Na programação 2 da competição, há outro documentário que também traz de maneira frontal as problemáticas indígenas. Vãnh gõ tõ Laklãnõ (2022) – que foi ganhador do “Prêmio Canal Brasil de Curtas” – é um projeto realizado por alunos da Universidade Federal de Santa Catarina (UFSC), que traz como protagonista o povo Laklãnõ/Xokleng, habitantes da região sul do Brasil. O filme segue o formato de entrevistas com integrantes da comunidade, que resgatam sua cultura, seus costumes e sua língua a partir da comunicação oral. Sendo assim, com fatos, relatos, imagens de arquivos e poemas narrados pelos protagonistas, o curta retrata a história desse povo que sofreu grandes impactos a partir da construção de uma barragem na região, forçando a divisão de seu território sagrado.
BAMBAMBÃ (2022), segue o modelo da reconstituição histórica a partir de fotografias e vídeos de arquivo. Criado pelas professoras do Departamento de Comunicação da PUC-Rio Andréa França (direção e roteiro) e Patrícia Machado (pesquisa), o curta relembra a Exposição Internacional do Centenário da Independência, que ocorreu na cidade do Rio de Janeiro em 7 de setembro de 1922. A exposição foi realizada no intuito de mostrar para os outros países o avanço moderno do Brasil como nação, além de patrocinar o intercâmbio cultural e expor as novidades que se desenvolviam na época em diversas áreas. No entanto, por meio da análise detalhada de registros feitos por dois fotógrafos no período do evento, o documentário também expõe o embate que se deu nos bastidores da cidade, em que houve a completa demolição do histórico Morro do Castelo – um dos pilares do Rio de Janeiro – e a expulsão de seus moradores para que a exposição tomasse lugar. As imagens que aparecem em tela dos registros fotográficos junto com a narração, que discorre sobre os fatos explicados, salientam o objetivo do curta de questionar as fotografias e permitir que elas contêm suas próprias histórias, mais do que a história oficial da própria cidade.

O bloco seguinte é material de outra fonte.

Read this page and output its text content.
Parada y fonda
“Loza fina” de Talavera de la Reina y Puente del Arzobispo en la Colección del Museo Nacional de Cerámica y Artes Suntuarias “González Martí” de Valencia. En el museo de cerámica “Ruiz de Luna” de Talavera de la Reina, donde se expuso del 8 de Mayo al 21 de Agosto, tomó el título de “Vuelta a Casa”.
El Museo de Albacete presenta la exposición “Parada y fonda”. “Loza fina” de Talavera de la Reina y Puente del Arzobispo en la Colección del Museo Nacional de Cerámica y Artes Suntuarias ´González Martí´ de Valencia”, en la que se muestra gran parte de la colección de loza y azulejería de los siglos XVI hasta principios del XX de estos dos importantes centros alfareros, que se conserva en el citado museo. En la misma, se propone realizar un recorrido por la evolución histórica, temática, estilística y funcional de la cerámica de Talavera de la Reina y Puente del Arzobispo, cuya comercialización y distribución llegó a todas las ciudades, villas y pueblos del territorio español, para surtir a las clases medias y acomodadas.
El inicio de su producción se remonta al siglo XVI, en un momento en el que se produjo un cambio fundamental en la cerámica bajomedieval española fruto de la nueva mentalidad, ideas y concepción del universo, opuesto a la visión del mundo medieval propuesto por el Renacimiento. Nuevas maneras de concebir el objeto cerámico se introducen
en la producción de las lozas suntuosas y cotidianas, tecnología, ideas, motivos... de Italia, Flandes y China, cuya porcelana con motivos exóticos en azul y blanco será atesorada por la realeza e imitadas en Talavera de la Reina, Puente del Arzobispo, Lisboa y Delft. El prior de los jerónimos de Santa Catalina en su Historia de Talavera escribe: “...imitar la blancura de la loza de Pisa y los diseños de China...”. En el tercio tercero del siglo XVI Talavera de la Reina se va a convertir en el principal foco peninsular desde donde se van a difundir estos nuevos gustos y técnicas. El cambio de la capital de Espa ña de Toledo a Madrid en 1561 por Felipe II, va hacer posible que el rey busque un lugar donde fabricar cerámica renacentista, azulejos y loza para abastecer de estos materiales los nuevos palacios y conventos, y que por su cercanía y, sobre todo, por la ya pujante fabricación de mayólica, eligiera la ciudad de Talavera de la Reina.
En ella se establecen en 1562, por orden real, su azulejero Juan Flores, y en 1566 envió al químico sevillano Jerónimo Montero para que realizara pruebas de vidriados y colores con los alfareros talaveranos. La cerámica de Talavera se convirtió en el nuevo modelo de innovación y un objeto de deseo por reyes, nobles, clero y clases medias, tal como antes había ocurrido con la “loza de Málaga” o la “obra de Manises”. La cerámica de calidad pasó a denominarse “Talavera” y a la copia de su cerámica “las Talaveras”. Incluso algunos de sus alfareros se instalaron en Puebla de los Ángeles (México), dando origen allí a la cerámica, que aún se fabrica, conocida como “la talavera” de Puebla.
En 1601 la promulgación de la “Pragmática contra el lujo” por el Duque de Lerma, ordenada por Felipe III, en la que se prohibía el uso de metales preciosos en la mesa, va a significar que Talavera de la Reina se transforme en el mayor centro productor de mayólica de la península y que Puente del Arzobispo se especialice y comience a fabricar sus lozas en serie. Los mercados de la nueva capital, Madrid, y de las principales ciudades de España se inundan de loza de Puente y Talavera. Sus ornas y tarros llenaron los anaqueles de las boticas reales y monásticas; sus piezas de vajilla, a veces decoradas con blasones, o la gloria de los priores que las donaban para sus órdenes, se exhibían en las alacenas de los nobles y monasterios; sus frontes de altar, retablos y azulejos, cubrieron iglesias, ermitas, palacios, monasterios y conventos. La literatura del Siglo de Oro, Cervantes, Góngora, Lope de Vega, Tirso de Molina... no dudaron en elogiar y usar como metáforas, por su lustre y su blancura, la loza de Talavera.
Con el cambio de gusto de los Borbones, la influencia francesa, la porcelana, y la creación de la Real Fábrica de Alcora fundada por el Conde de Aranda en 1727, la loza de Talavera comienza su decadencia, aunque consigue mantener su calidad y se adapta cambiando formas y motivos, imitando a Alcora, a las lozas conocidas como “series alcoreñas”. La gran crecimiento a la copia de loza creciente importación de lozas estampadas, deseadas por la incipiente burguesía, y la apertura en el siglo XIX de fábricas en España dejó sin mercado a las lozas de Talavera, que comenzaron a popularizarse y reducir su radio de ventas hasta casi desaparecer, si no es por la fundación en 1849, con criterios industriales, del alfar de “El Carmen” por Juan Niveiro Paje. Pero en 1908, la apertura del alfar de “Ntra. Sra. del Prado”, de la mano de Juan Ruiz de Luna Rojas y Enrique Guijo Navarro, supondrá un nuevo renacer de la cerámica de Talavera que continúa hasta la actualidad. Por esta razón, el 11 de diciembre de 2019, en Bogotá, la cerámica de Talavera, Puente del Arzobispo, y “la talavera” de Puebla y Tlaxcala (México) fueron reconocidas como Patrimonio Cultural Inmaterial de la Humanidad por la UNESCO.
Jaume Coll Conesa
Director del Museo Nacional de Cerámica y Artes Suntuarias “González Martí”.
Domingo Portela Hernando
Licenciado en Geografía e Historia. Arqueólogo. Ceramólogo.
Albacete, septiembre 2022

Ferro’s Bar, dirigido por Aline A. Assis, Fernanda Elias, Nayla Guerra e Rita Quadros, e que recebeu menção honrosa na competição – conta a história do famoso bar lésbico, localizado na cidade de São Paulo nos anos 1980, a partir do relato das frequentadoras deste controverso estabelecimento. O curta segue a linguagem do documentário clássico, apresentando o local por meio de relatos das carismáticas entrevistadas e de imagens de arquivos que agregam e reafirmam a importância que o local teve ao movimento lésbico no período. Logo de início, a atenção do espectador é facilmente capturada pelo bom humor das protagonistas, que relembram com nostalgia os bons momentos vividos no bar. Entretanto, não demora muito para que a rememoração dos atos de censura sofridos por elas tragam à tona dor e lágrimas. Sendo assim, o curta envolve e transporta o espectador para o que foi um local não apenas de divertimento, mas também de liberdade e crescimento de um movimento político. Ferro’s Bar é um documentário que dá voz ao movimento lésbico, ao mesmo passo em que representa e fala das mulheres como um todo.
Finalizando a programação 2 da Competição Brasileira de Curtas-Metragem, Aos Mortos, Um Lugar para Habitar – do diretor cearense Victor Lopes Costa – articula, em sete minutos, uma junção entre homenagem, crítica e lembrança. Em um trabalho estruturado pela montagem, Costa cria um ritmo crescente, composto por informações pessoais sobre alguns dos 230.452 mortos durante a pandemia do coronavírus (COVID-19), de acordo com a Fundação Oswaldo Cruz (Fiocruz). Conforme a dinâmica da montagem acelera e atinge um pico de imagens e sons, o curta recorre à ideia da lembrança e fragmentos da memória dos familiares ou amigos como tributo à vida das vítimas. Isso é demonstrado por imagens caseiras que o diretor insere no curta de uma mulher – entendemos que vítima da pandemia – aproveitando um dia de praia com sua família. As cenas compõem uma sequência do momento em que a vemos sentada na areia, aproveitando o mar, entre outras atividades de lazer. Desta forma, a produção aproxima o público de maneira humanizada dos inúmeros dados que são apresentados tanto no começo do filme quanto os que foram expostos para o mundo pelos jornais durante a pandemia. Assim sendo, Victor dá um rosto, um corpo e uma história para os números que definem o que foi o ano de 2020.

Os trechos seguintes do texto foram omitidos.